The first image on the wall in Classic Images and A Portrait of Ansel Adams is a huge print "circa 1950s" of "Merced River, Cliffs, Autumn, Yosemite Valley, California," ca. 1939. (Adams wasn't great on dates.) Next to it hangs a much smaller print from the same negative. It's the same ravishing orchestration of velvety black, lustrous gray and almost surreal white--in both prints, one lick of horizontal sun on a stump at middle left is so bright it looks as if it must be Sno-Pake--but the difference in size has an almost dizzying effect. The big print is at least 40 inces wide and, standing before it, you feel enveloped in a still, immaculate, endlessly detailed Eden of quiet water, glinting leaf and drying grass. It's identical to but radically different from the dainty companion-print, which presents the same perfectly managed moment in the reassuring calendar size we're accustomed to.

Five chronologically arranged prints from a single negative--"Monolith, the Face of Half Dome, Yosemite National Park, California," 1927--demonstrate Adams' changing taste and capabilities as a print-maker, and make it clear that various prints from the same negative are in some ways analogous to different performances of the same piece of music. (For anyone who doubts that photography as Adams practiced it was a subtle art, see his generous, eloquent and totally obsessive Examples: The Making of 40 Photographs, 1976.) The first print from the "Monolith" negative, also made in '27, is a ho-hum, sepia-toned affair--great scenery, swell composition, but, really, so what? Then, as Adams fiddles with the image over a period of nearly 50 years, we watch the power of the image emerge, until we finally get the thing we know, but richer than we've ever seen it before. No Sierra Club calendar, however lovingly produced, can come close to what Adams finessed in the darkroom.

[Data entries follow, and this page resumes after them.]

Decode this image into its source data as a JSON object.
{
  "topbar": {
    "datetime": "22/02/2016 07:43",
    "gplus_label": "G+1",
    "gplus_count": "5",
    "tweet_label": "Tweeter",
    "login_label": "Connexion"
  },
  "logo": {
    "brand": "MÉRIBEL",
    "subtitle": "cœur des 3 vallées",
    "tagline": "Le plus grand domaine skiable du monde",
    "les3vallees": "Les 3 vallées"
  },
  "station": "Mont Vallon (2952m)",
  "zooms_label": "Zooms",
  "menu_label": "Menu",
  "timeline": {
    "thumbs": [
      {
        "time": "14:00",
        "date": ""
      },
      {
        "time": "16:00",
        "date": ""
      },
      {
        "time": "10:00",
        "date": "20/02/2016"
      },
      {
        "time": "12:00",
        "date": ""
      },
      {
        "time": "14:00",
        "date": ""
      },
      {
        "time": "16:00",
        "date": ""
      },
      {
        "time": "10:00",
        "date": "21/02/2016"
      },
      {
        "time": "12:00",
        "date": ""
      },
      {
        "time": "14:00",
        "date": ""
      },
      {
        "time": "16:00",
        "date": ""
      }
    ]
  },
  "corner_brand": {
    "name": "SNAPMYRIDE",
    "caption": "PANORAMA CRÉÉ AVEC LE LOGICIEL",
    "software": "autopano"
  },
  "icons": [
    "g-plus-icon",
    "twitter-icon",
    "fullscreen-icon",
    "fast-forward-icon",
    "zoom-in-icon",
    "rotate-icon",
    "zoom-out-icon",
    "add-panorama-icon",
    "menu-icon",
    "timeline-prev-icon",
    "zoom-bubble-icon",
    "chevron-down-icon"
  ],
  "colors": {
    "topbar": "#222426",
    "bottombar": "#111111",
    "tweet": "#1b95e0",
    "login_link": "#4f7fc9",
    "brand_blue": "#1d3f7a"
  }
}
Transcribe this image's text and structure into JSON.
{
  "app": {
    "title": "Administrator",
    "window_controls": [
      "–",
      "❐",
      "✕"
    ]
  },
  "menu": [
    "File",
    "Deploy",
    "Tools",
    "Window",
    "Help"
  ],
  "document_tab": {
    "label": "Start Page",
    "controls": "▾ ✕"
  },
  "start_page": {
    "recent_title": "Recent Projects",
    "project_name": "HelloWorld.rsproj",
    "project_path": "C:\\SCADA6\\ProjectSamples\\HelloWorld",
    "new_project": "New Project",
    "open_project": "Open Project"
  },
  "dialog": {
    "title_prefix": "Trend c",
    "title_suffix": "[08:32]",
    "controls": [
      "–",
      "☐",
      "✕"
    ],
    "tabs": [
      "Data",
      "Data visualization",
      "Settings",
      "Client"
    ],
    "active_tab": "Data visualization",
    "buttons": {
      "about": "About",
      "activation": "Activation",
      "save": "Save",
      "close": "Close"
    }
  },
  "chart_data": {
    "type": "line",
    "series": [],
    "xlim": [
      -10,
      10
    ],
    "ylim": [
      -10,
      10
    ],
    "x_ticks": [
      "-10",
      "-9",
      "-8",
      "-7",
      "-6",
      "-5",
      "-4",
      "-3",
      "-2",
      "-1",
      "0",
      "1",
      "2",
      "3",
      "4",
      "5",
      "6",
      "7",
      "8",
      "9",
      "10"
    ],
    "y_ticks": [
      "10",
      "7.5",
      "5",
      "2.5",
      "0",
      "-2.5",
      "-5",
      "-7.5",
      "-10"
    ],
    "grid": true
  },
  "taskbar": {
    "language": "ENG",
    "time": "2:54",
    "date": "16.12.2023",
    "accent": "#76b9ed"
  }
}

These demonstrations are just the start of this deeply satisfying exhibition, which was drawn from the Center's massive Adams archive and roughly reproduces a 1985 display at the National Gallery of Art. (Ansel Adams: Classic Images, which served as catalog of that exhibit, is available at the Center.) The exhibit is further enriched by many portraits of Adams, and by letters, journals, cameras and other ephemera owned by the Center, all deftly arranged and explained.

The wonder, of course, is not the life but the art, and it is breathtaking. Honestly, if you have any taste at all for Adams' work, you owe yourself a visit to the heavenly image of Bridal Veil Fall--billowing, falling foam framed by lacy pines--not to mention glimpses of the ineffable truths Adams sighted in waves and dunes and churches, in a nearly full moon over Half Dome, in oaks in the rain and in fruit trees just coming into bloom. There are the surprises, too, things you don't expect from the John Muir of the darkroom. Check out the jewel-like abstractions--Adams preferred "extracts"--like "Grass and Pool, The Sierra Nevada, California," 1935, here in a print so dense that the reflections of the grass in the water disappear, producing a black-and-white pattern as stylized and elegant as a Japanese textile print.

The show's up until July. Don't miss it.